Definite progress has been made in the sphere of Technical-Vocational Education. In the framework of the USAID-funded Livelihood Improvement through Fostered Employment (LIFE) program implemented by Save the Children, agreements with top TVET institutions have been reached, due to which persons with disabilities now have the opportunity to continue their education in TVET institutions on free-of-charge basis and receive student stipends. As a result, 53 young persons with disabilities have entered TVET institutions in 2012.

***The photos have been created in the framework of the USAID-funded Livelihood Improvement through Fostered Employment (LIFE) program, due to which numerous persons with disabilities (including those in the photos) have started their education at top Armenian Technical-Vocational Education and Training (TVET) institutions.

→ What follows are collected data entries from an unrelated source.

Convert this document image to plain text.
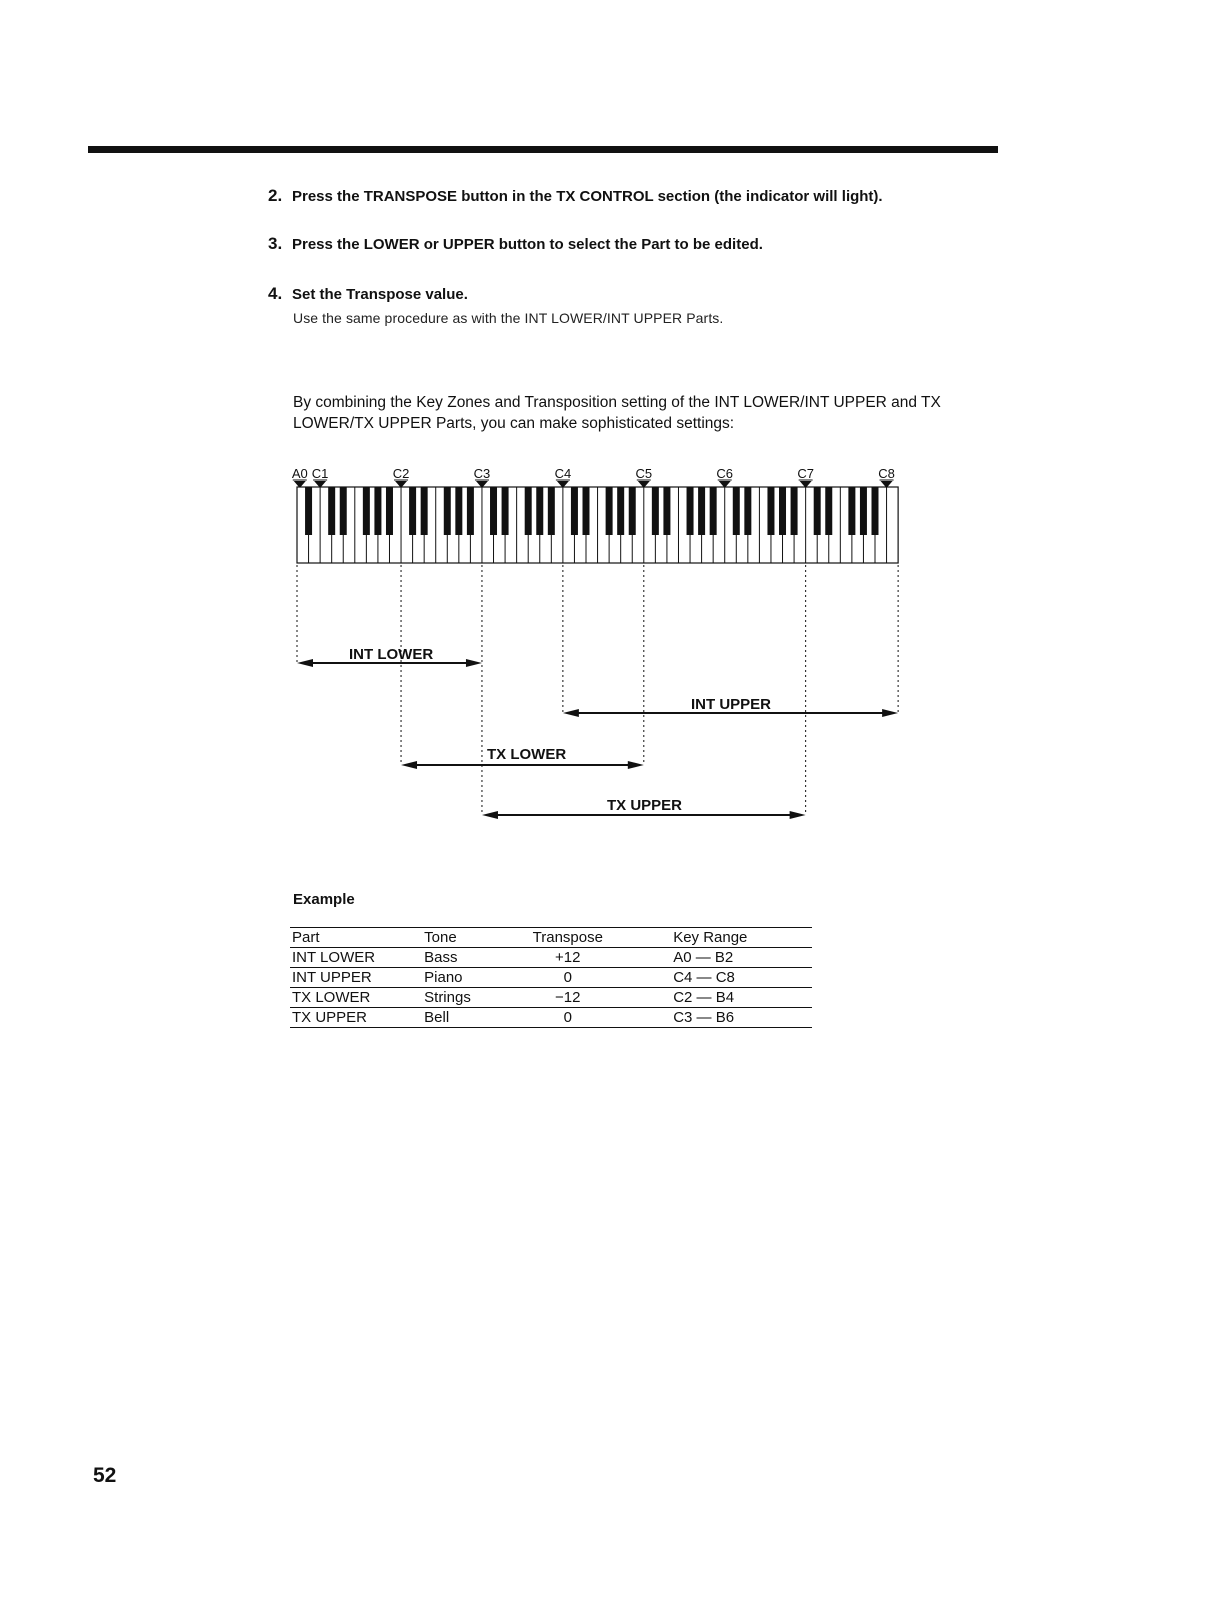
2. Press the TRANSPOSE button in the TX CONTROL section (the indicator will light).
3. Press the LOWER or UPPER button to select the Part to be edited.
4. Set the Transpose value.
Use the same procedure as with the INT LOWER/INT UPPER Parts.
By combining the Key Zones and Transposition setting of the INT LOWER/INT UPPER and TX LOWER/TX UPPER Parts, you can make sophisticated settings:
A0 C1	C2	C3	C4	C5	C6	C7	C8
INT LOWER
INT UPPER
TX LOWER
TX UPPER
Example
Part	Tone	Transpose	Key Range
INT LOWER	Bass	+12	A0 — B2
INT UPPER	Piano	0	C4 — C8
TX LOWER	Strings	−12	C2 — B4
TX UPPER	Bell	0	C3 — B6
52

According to the 2012 Report on the issues of persons with disabilities in Armenia, 8045 children with disabilities live in Armenia, 1700 of them study in inclusive schools and 2700 in special education institutions. According to official data, there are 81 inclusive schools in Armenia. However, even in those schools, necessary conditions (accessible environment, educational materials in alternative formats, relevant specialists, etc.) for implementation of inclusive education are not available. Especially apparent are the lack of proper conditions for education of children with hearing and vision impairments: majority of children with such impairments are confined to studying in special educational institutions. Most children with special educational needs, including those with antisocial behaviour, study in 24 Special Schools, which operate as either Boarding schools or extended-day schools for children with both physical and mental disabilities.
The situation in terms of higher education is rather ambiguous. The legislation of Armenia grants persons with disabilities of the 1st and 2nd groups the right to obtain full scholarships when entering public universities. Yet, only a few students with disabilities can take advantage of this, because the universities are absolutely inaccessible for people with different physical impairments. Moreover, most persons with disabilities have not got even secondary education as a result of the above-mentioned reasons, and, naturally they cannot enter universities. Thus, the vast majority of persons with disabilities don't have higher education.